Scenario Planning for Reputation Recovery
I have posted about scenario planning before and wrote about it in my last book as well. Scenario planning is a good way to plot what your leadership might do when their reputation falls off a cliff. I have always been fascinated by the process, especially when it works. In fact, I have a recent Royal Dutch Shell Scenario Planning book that I bought from Amazon about three years ago. I keep it out on my desk as a reminder of a smart way to plan. It was amazing to me that it sold commercially.Today’s WSJ had an article on the return of scenario planning. It was very popular after 9-11 when companies felt the urgent need to prepare for such sudden disasters. Apparently it lost some favor as the economy became bullish and everyone lost their senses. A study by Bain & Co. which I have used in presentations showed that scenario planning had soared from 1999 to 2002 as a risk management tool (up 30%) among senior executives. Now it is back on the upswing as we face unprecedented economic challenges.
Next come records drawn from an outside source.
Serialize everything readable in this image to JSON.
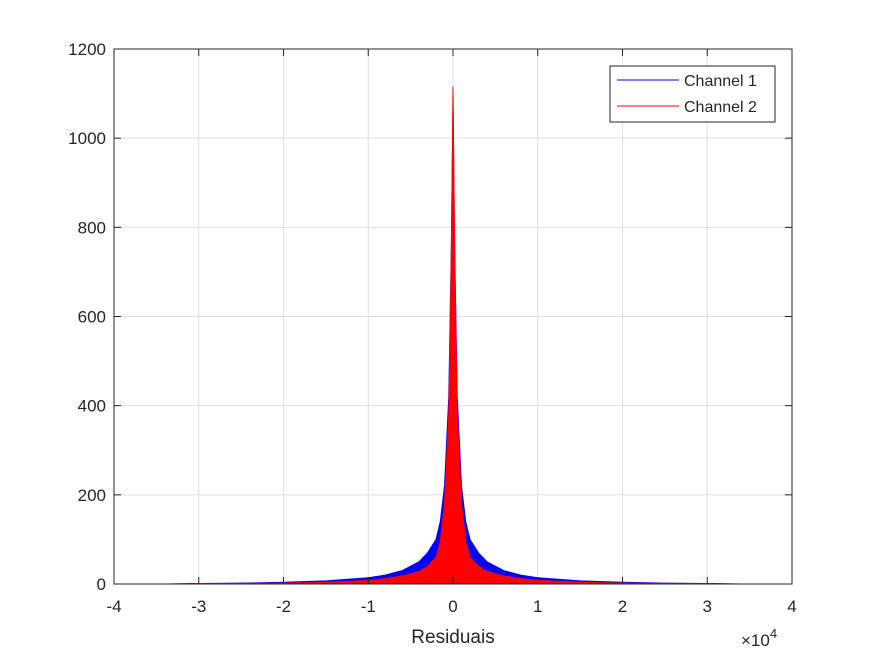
{
  "chart_data": {
    "type": "area",
    "title": "",
    "xlabel": "Residuais",
    "ylabel": "",
    "x_exponent_label": "×10",
    "x_exponent_power": "4",
    "xlim": [
      -4,
      4
    ],
    "ylim": [
      0,
      1200
    ],
    "xticks": [
      -4,
      -3,
      -2,
      -1,
      0,
      1,
      2,
      3,
      4
    ],
    "yticks": [
      0,
      200,
      400,
      600,
      800,
      1000,
      1200
    ],
    "xtick_labels": [
      "-4",
      "-3",
      "-2",
      "-1",
      "0",
      "1",
      "2",
      "3",
      "4"
    ],
    "ytick_labels": [
      "0",
      "200",
      "400",
      "600",
      "800",
      "1000",
      "1200"
    ],
    "grid": true,
    "legend_position": "top-right",
    "series": [
      {
        "name": "Channel 1",
        "color": "#0000ff",
        "x": [
          -3.4,
          -3.0,
          -2.5,
          -2.0,
          -1.5,
          -1.0,
          -0.8,
          -0.6,
          -0.4,
          -0.3,
          -0.2,
          -0.15,
          -0.1,
          -0.05,
          -0.02,
          0.0,
          0.02,
          0.05,
          0.1,
          0.15,
          0.2,
          0.3,
          0.4,
          0.6,
          0.8,
          1.0,
          1.5,
          2.0,
          2.5,
          3.0,
          3.4
        ],
        "values": [
          0,
          1,
          2,
          4,
          7,
          14,
          20,
          30,
          50,
          70,
          100,
          140,
          220,
          420,
          750,
          1080,
          750,
          420,
          220,
          140,
          100,
          70,
          50,
          30,
          20,
          14,
          7,
          4,
          2,
          1,
          0
        ]
      },
      {
        "name": "Channel 2",
        "color": "#ff0000",
        "x": [
          -3.3,
          -3.0,
          -2.5,
          -2.0,
          -1.5,
          -1.0,
          -0.8,
          -0.6,
          -0.4,
          -0.3,
          -0.2,
          -0.15,
          -0.1,
          -0.05,
          -0.02,
          0.0,
          0.02,
          0.05,
          0.1,
          0.15,
          0.2,
          0.3,
          0.4,
          0.6,
          0.8,
          1.0,
          1.5,
          2.0,
          2.5,
          3.0,
          3.3
        ],
        "values": [
          0,
          1,
          1,
          2,
          4,
          8,
          12,
          18,
          28,
          40,
          60,
          95,
          180,
          380,
          740,
          1115,
          740,
          380,
          180,
          95,
          60,
          40,
          28,
          18,
          12,
          8,
          4,
          2,
          1,
          1,
          0
        ]
      }
    ]
  }
}
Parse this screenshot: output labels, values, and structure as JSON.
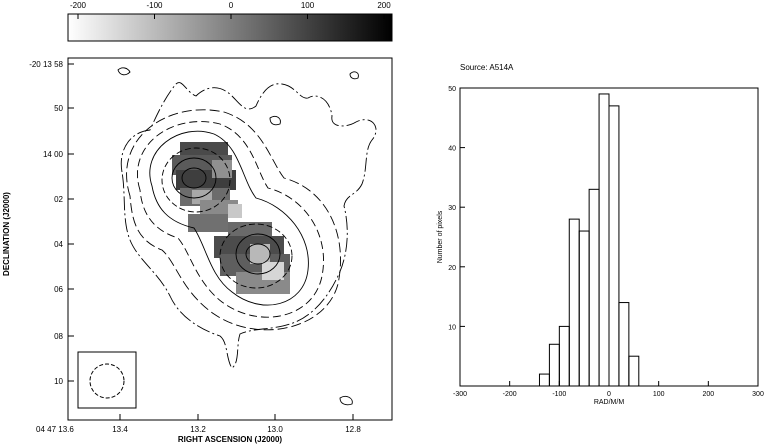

I did not realize that scenario planning first surfaced in the US Military in the 1950s and became popular with companies such as GE and Shell in the 1970s. My mistake for believing that Royal Dutch Shell was the source.
Peter Schwartz, a partner at the Monitor Group and former head of the Global Business Network where I first learned about him, says that scenario planning is a learning tool and for making informed decisions. Not just a tool for the worst case scenario but a process for learning how to make the right and avoid the wrong decisions. The article ends on an upbeat note – that perhaps scenario planning can be used to plot possible responses to a business upturn.
Same could be said about reputation recovery. Time to start. Never too early. Only too late.